Après cet épisode, le leader du PJD se trouve contraint de convoquer une réunion des partis de la majorité. Et, pour calmer ses alliés, de fermement condamner les propos de son prédécesseur. « El Othmani en est à peine à la reconstruction de ses appuis dans les structures internes, sachant que son élection au secrétariat général a beaucoup divisé le parti, affirme le politologue Mohamed Tozy.

Mais s’il a pu reprendre la main institutionnellement au sein de sa formation, il reste fragile politiquement. Il suffit d’une sortie tonitruante de son prédécesseur pour que tous ses efforts se retrouvent réduits à néant. Et c’est justement ce qu’Abdelilah Benkirane ne se prive pas de faire. »

Chef de gouvernement « normal »

Avec cette coalition hétéroclite, El Othmani compose comme il peut, quitte à se plier en quatre devant les exigences de ses partenaires. « Esprit de consensus et discrétion sont caractéristiques du personnage, ajoute Tozy. C’est son côté taleb soussi [« érudit du Souss »] qui ressort, un peu comme son idole Mokhtar Soussi [grande figure du Mouvement national et faqih reconnu]. »
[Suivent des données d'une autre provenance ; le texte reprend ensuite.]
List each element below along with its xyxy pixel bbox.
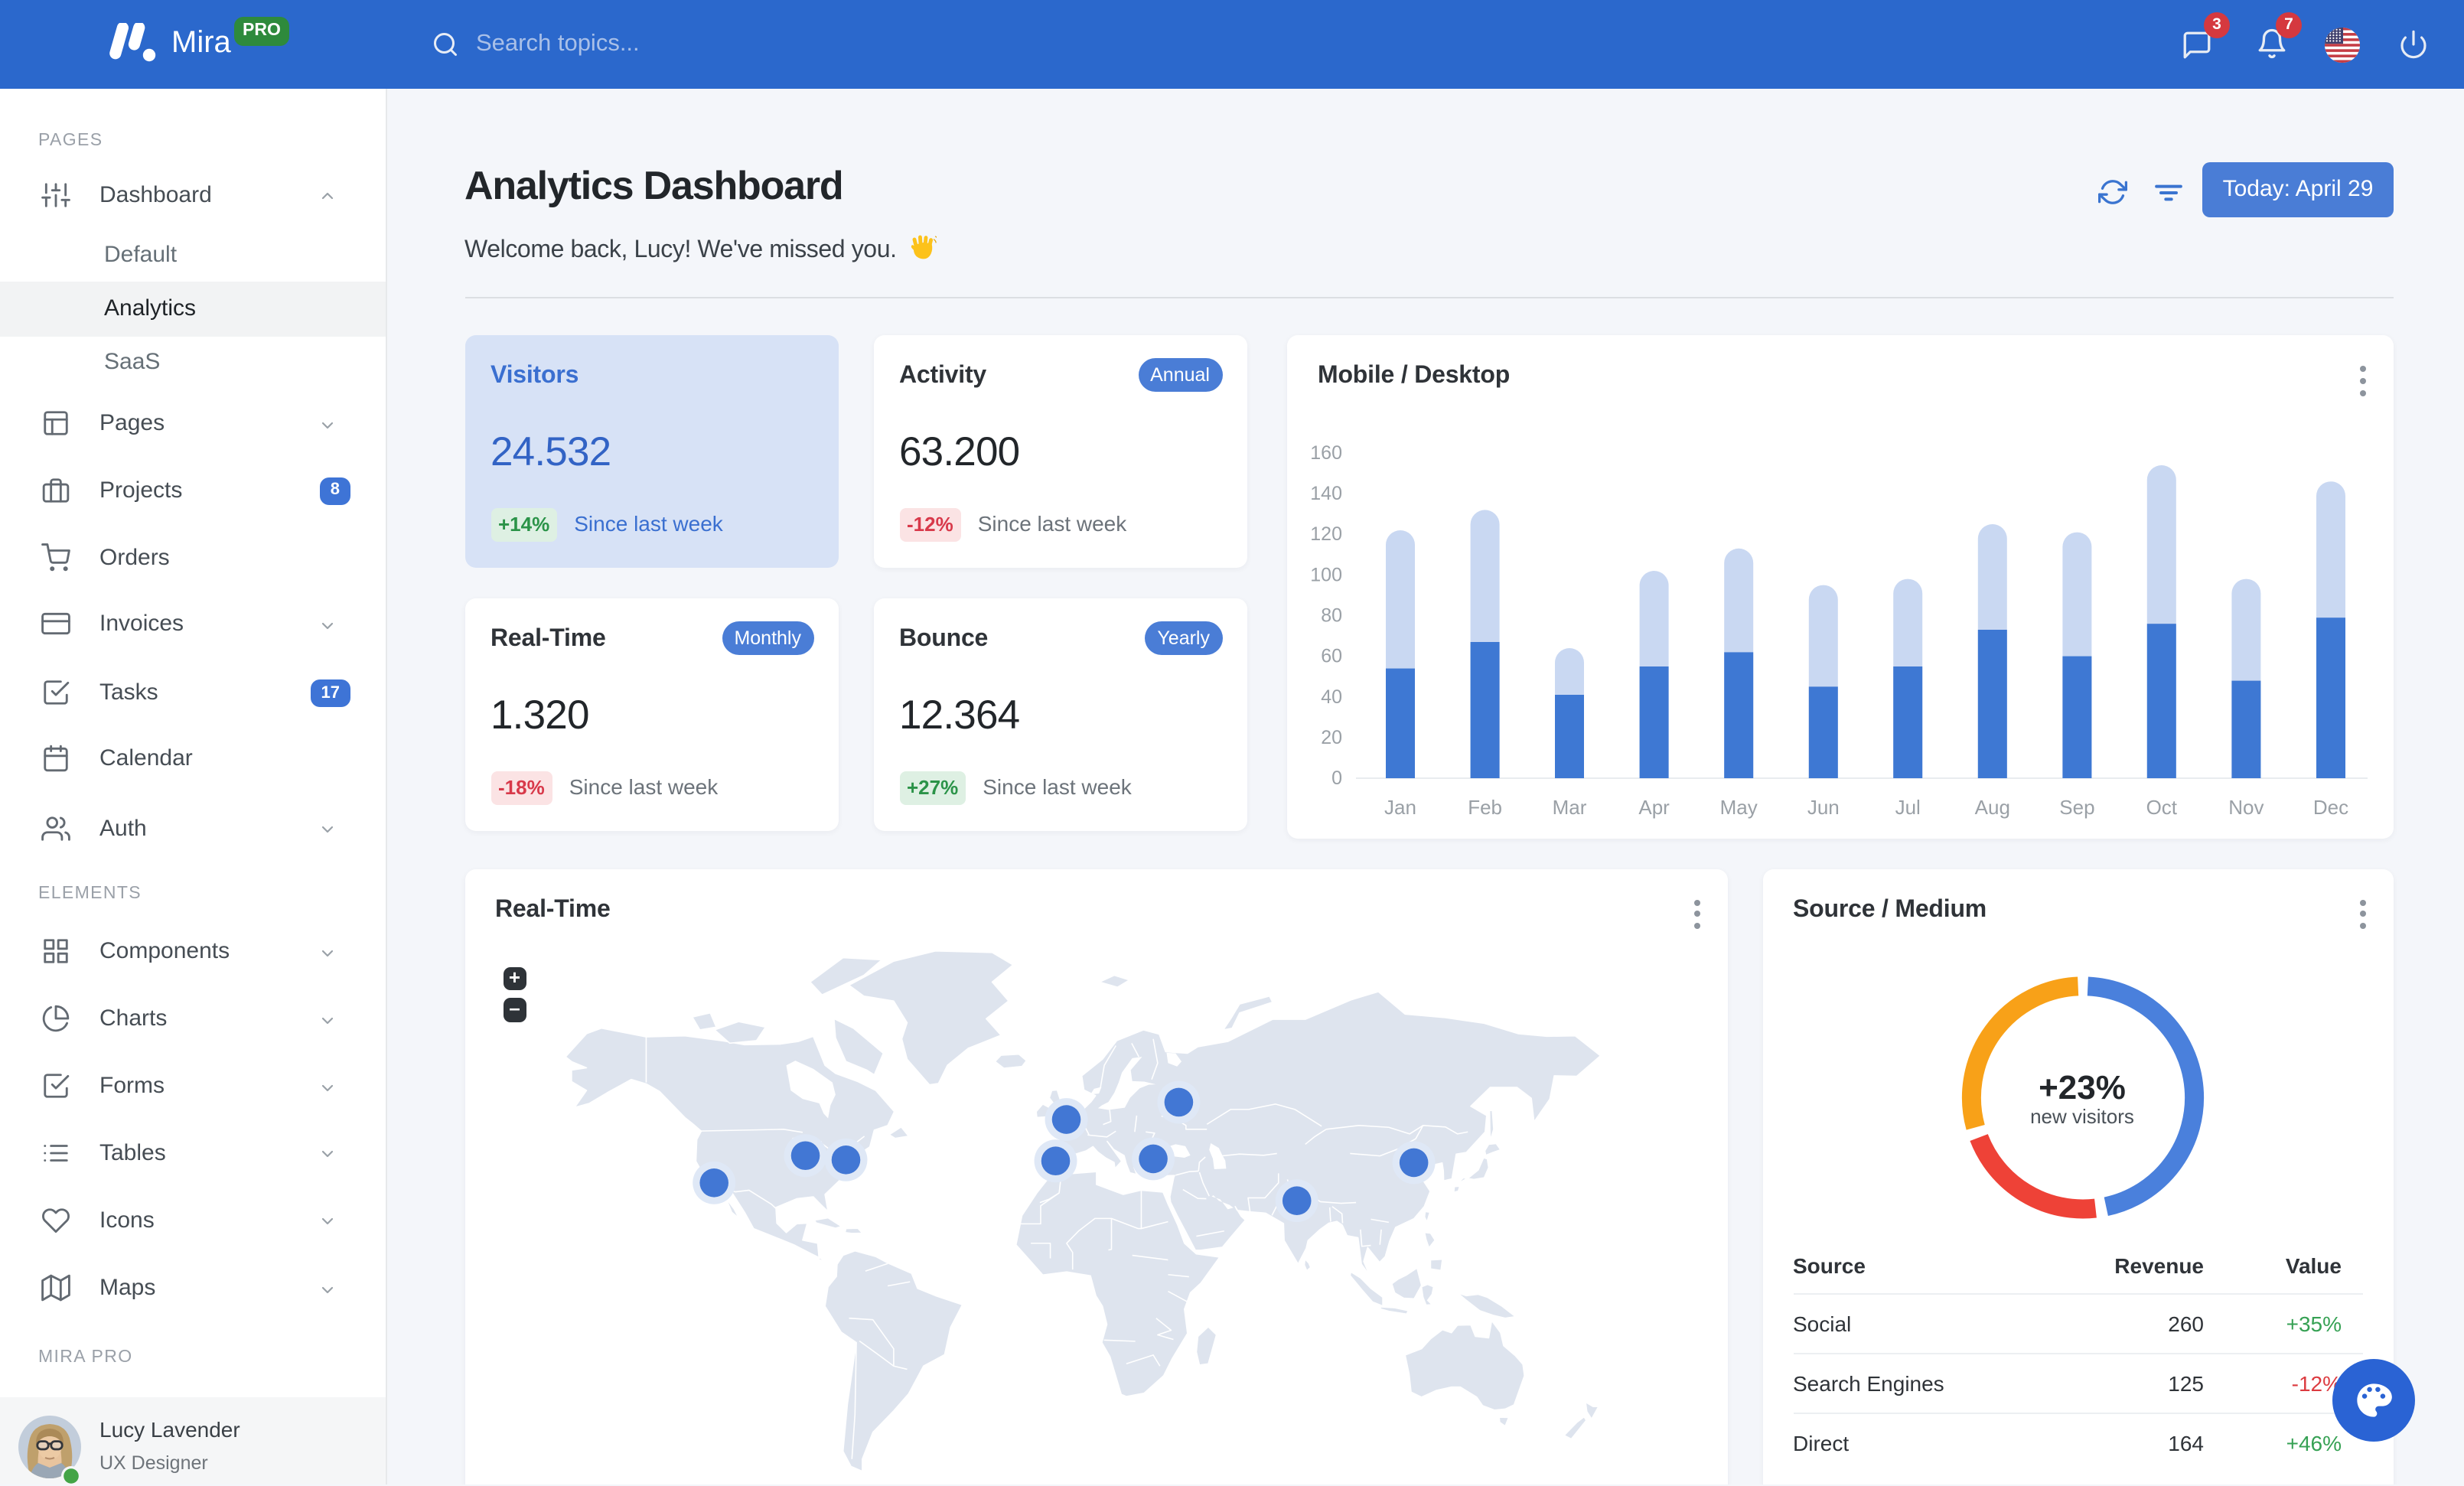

« Saadeddine El Othmani se voit davantage en chef de gouvernement ou de cabinet qu’en patron de l’exécutif qui sait envoûter la rue », analyse Tozy

L’expert en sciences politiques voit en lui un chef de gouvernement normal. Voire effacé. Une sorte de retour à la tradition marocaine, qui a connu de rares exceptions : l’expérience d’alternance politique menée par Abderrahmane El Youssoufi, la parenthèse technocratique conduite par Driss Jettou, ou encore l’avènement islamiste avec le mandat d’Abdelilah Benkirane. « Saadeddine El Othmani se voit davantage en chef de gouvernement ou de cabinet qu’en patron de l’exécutif qui sait envoûter la rue », analyse Tozy.
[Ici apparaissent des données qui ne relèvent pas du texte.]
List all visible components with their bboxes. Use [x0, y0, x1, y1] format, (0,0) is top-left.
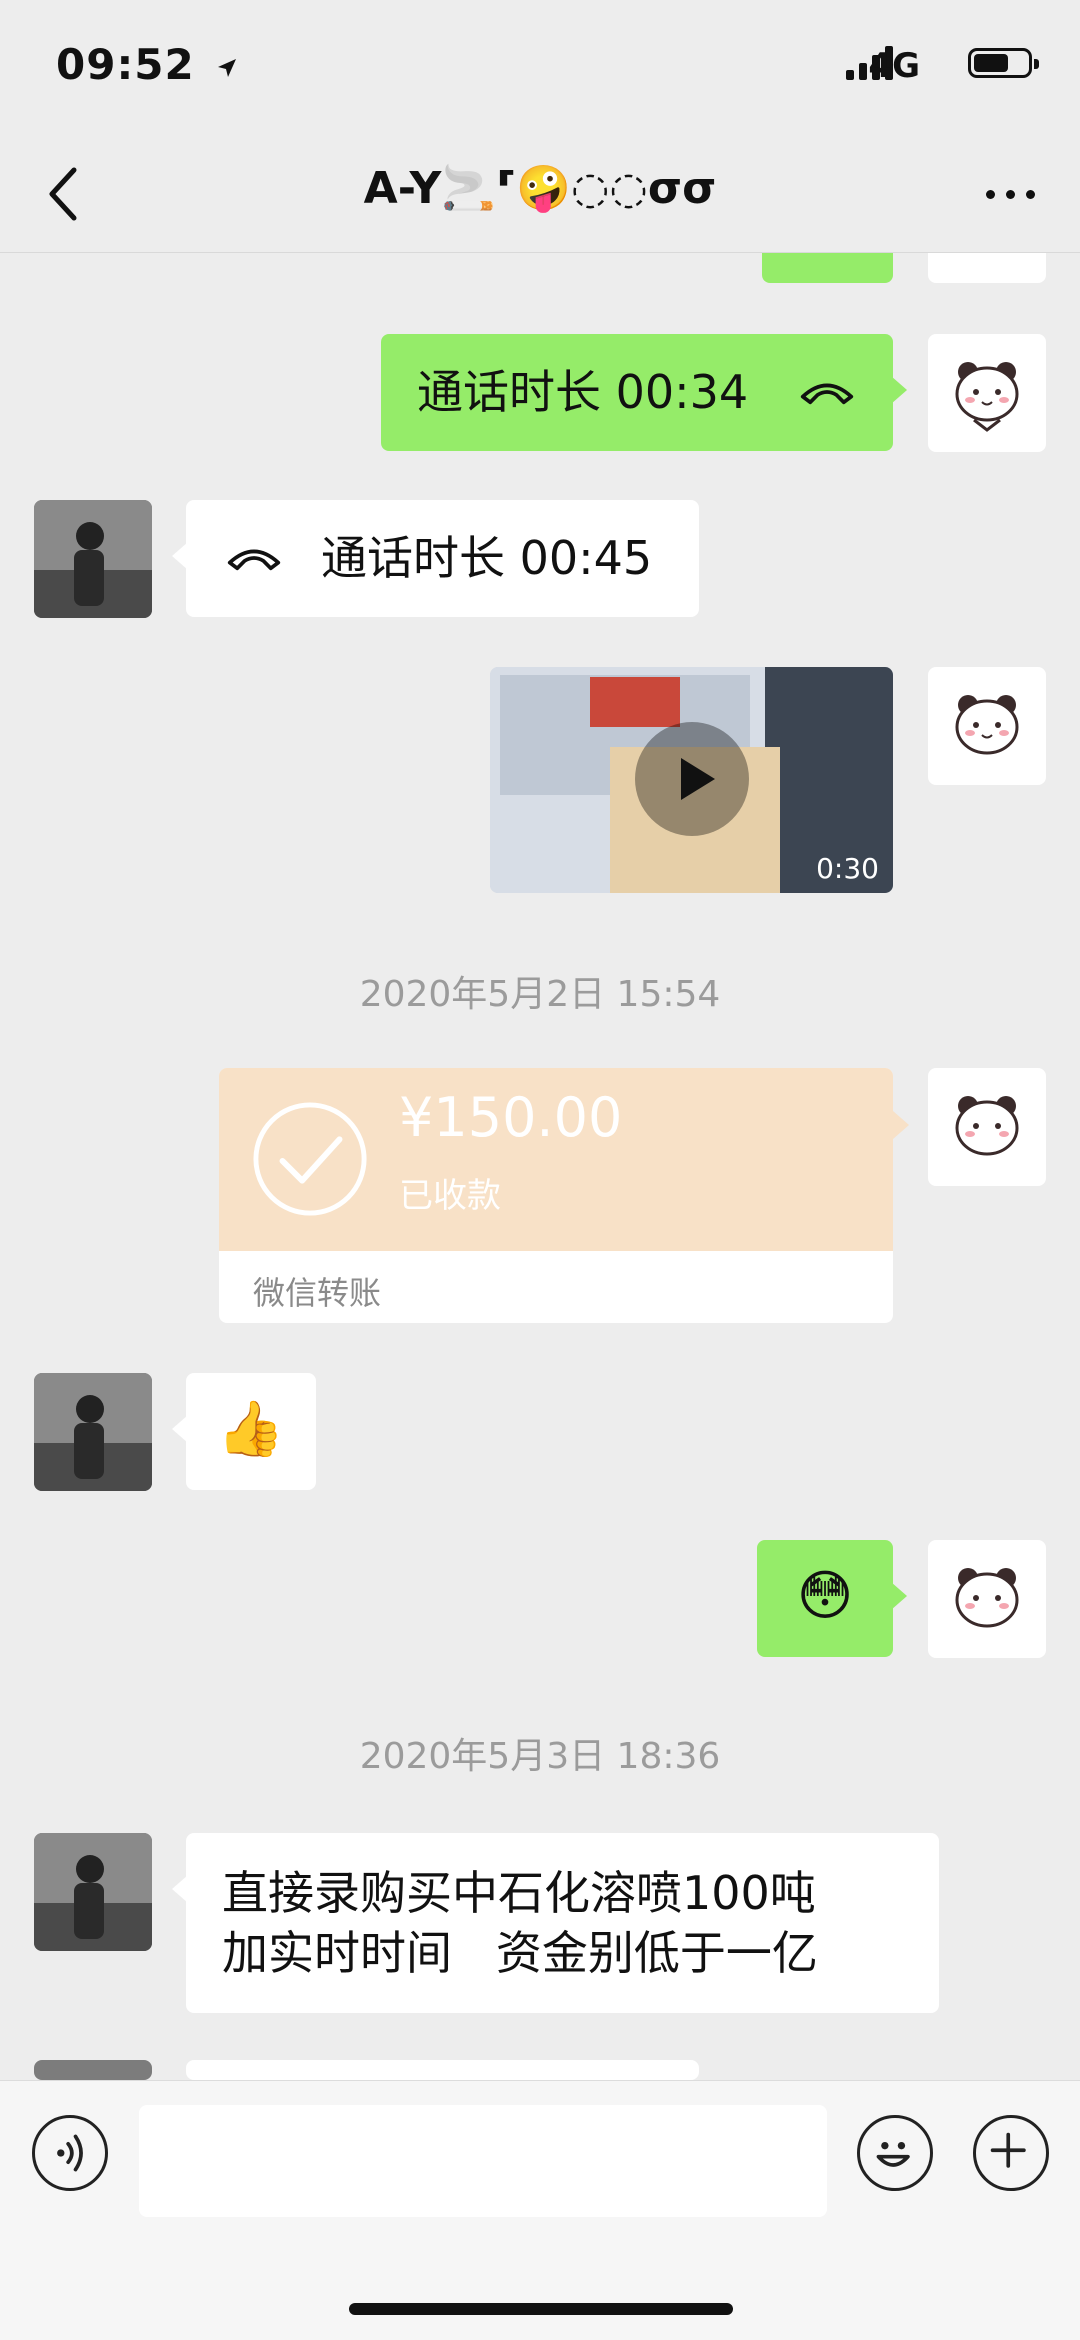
- contact-avatar[interactable]: [34, 500, 152, 618]
- phone-hangup-icon: [227, 549, 281, 571]
- cutoff-message-bubble[interactable]: [762, 253, 893, 283]
- smiley-icon: [876, 2141, 910, 2167]
- transfer-amount: ¥150.00: [399, 1086, 623, 1149]
- voice-icon: [57, 2134, 83, 2172]
- call-duration-bubble-incoming[interactable]: 通话时长 00:45: [172, 500, 699, 617]
- panda-avatar-icon: [955, 1096, 1019, 1156]
- more-functions-button[interactable]: [973, 2115, 1049, 2191]
- contact-avatar[interactable]: [34, 2060, 152, 2080]
- message-line-2: 加实时时间 资金别低于一亿: [222, 1926, 818, 1980]
- transfer-footer: 微信转账: [253, 1274, 382, 1312]
- input-bar: [0, 2080, 1080, 2340]
- emoji-message-outgoing[interactable]: 😳: [757, 1540, 907, 1657]
- call-duration-text: 通话时长 00:34: [417, 365, 749, 419]
- panda-avatar-icon: [955, 362, 1019, 432]
- contact-photo: [34, 1373, 152, 1491]
- voice-input-button[interactable]: [32, 2115, 108, 2191]
- cutoff-message-bubble[interactable]: [186, 2060, 699, 2080]
- emoji-message-incoming[interactable]: 👍: [172, 1373, 316, 1490]
- play-icon: [681, 758, 715, 800]
- video-message[interactable]: 0:30: [490, 667, 893, 893]
- contact-photo: [34, 500, 152, 618]
- more-options-icon[interactable]: [980, 174, 1040, 214]
- video-duration: 0:30: [816, 852, 879, 885]
- my-avatar[interactable]: [928, 253, 1046, 283]
- checkmark-circle-icon: [253, 1102, 367, 1216]
- status-time: 09:52: [56, 40, 238, 89]
- contact-avatar[interactable]: [34, 1373, 152, 1491]
- timestamp: 2020年5月3日 18:36: [359, 1736, 721, 1777]
- message-list[interactable]: 通话时长 00:34 通话时长 00:45 0:30 2020年5月2日 15:…: [0, 253, 1080, 2080]
- my-avatar[interactable]: [928, 1540, 1046, 1658]
- phone-hangup-icon: [800, 383, 854, 405]
- my-avatar[interactable]: [928, 334, 1046, 452]
- text-message-incoming[interactable]: 直接录购买中石化溶喷100吨 加实时时间 资金别低于一亿: [172, 1833, 939, 2013]
- thumbs-up-emoji: 👍: [217, 1397, 285, 1460]
- network-type: 4G: [868, 46, 920, 86]
- emoji-button[interactable]: [857, 2115, 933, 2191]
- location-arrow-icon: [218, 59, 237, 77]
- transfer-status: 已收款: [399, 1176, 501, 1216]
- panda-avatar-icon: [955, 1568, 1019, 1628]
- transfer-tail: [893, 1111, 909, 1139]
- transfer-card-top: ¥150.00 已收款: [219, 1068, 893, 1251]
- battery-icon: [968, 48, 1039, 78]
- play-button[interactable]: [635, 722, 749, 836]
- chat-title: A-Y🚬⸢🤪◌◌σσ: [363, 163, 717, 214]
- timestamp: 2020年5月2日 15:54: [359, 974, 721, 1015]
- transfer-card[interactable]: ¥150.00 已收款 微信转账: [219, 1068, 893, 1323]
- status-bar: 09:52 4G: [0, 0, 1080, 140]
- my-avatar[interactable]: [928, 1068, 1046, 1186]
- call-duration-text: 通话时长 00:45: [321, 531, 653, 585]
- contact-photo: [34, 1833, 152, 1951]
- flushed-emoji: 😳: [796, 1564, 854, 1627]
- chat-header: A-Y🚬⸢🤪◌◌σσ: [0, 140, 1080, 253]
- my-avatar[interactable]: [928, 667, 1046, 785]
- call-duration-bubble-outgoing[interactable]: 通话时长 00:34: [381, 334, 907, 451]
- message-line-1: 直接录购买中石化溶喷100吨: [222, 1866, 816, 1920]
- message-input[interactable]: [139, 2105, 827, 2217]
- contact-avatar[interactable]: [34, 1833, 152, 1951]
- home-indicator: [349, 2303, 733, 2315]
- panda-avatar-icon: [955, 695, 1019, 755]
- plus-icon: [990, 2132, 1026, 2168]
Une différence de taille avec son prédécesseur.

Pour le bilan d’étape, il faudra repasser

Communication minimale. Alors qu’il devait rendre publiques ses réalisations dès le mois d’avril, le gouvernement s’est contenté d’un communiqué laconique à l’issue d’une réunion de la commission interministérielle chargée du suivi de la mise en œuvre du programme gouvernemental. « Le bilan consolidé de la première année de mise en œuvre du programme gouvernemental a permis de constater un taux de réalisation (ou en cours de réalisation) d’environ 88 % de l’ensemble des mesures », explique le texte.

Pour le détail, il faudra repasser. « Les participants ont convenu que l’opinion publique, après la finalisation par les départements ministériels, sera informée des réalisations du gouvernement au titre de la première année de son mandat à travers un document de synthèse », précise le communiqué. Circulez, il n’y a rien à voir.

Pour les observateurs, ce retard dans la communication des réalisations de l’exécutif serait lié aux perpétuelles divergences au sein de la majorité.

Et pour cause : les alliés actuels du PJD sont appelés à devenir ses principaux rivaux aux prochaines législatives. Ils se gardent donc bien de lier leur sort à celui du parti islamiste. L’été dernier déjà, certains partis de la majorité avaient pris tout leur temps avant de cautionner le bilan préliminaire du gouvernement, intitulé « 120 jours, 120 mesures ». Le document était paru avec plus d’un mois de retard.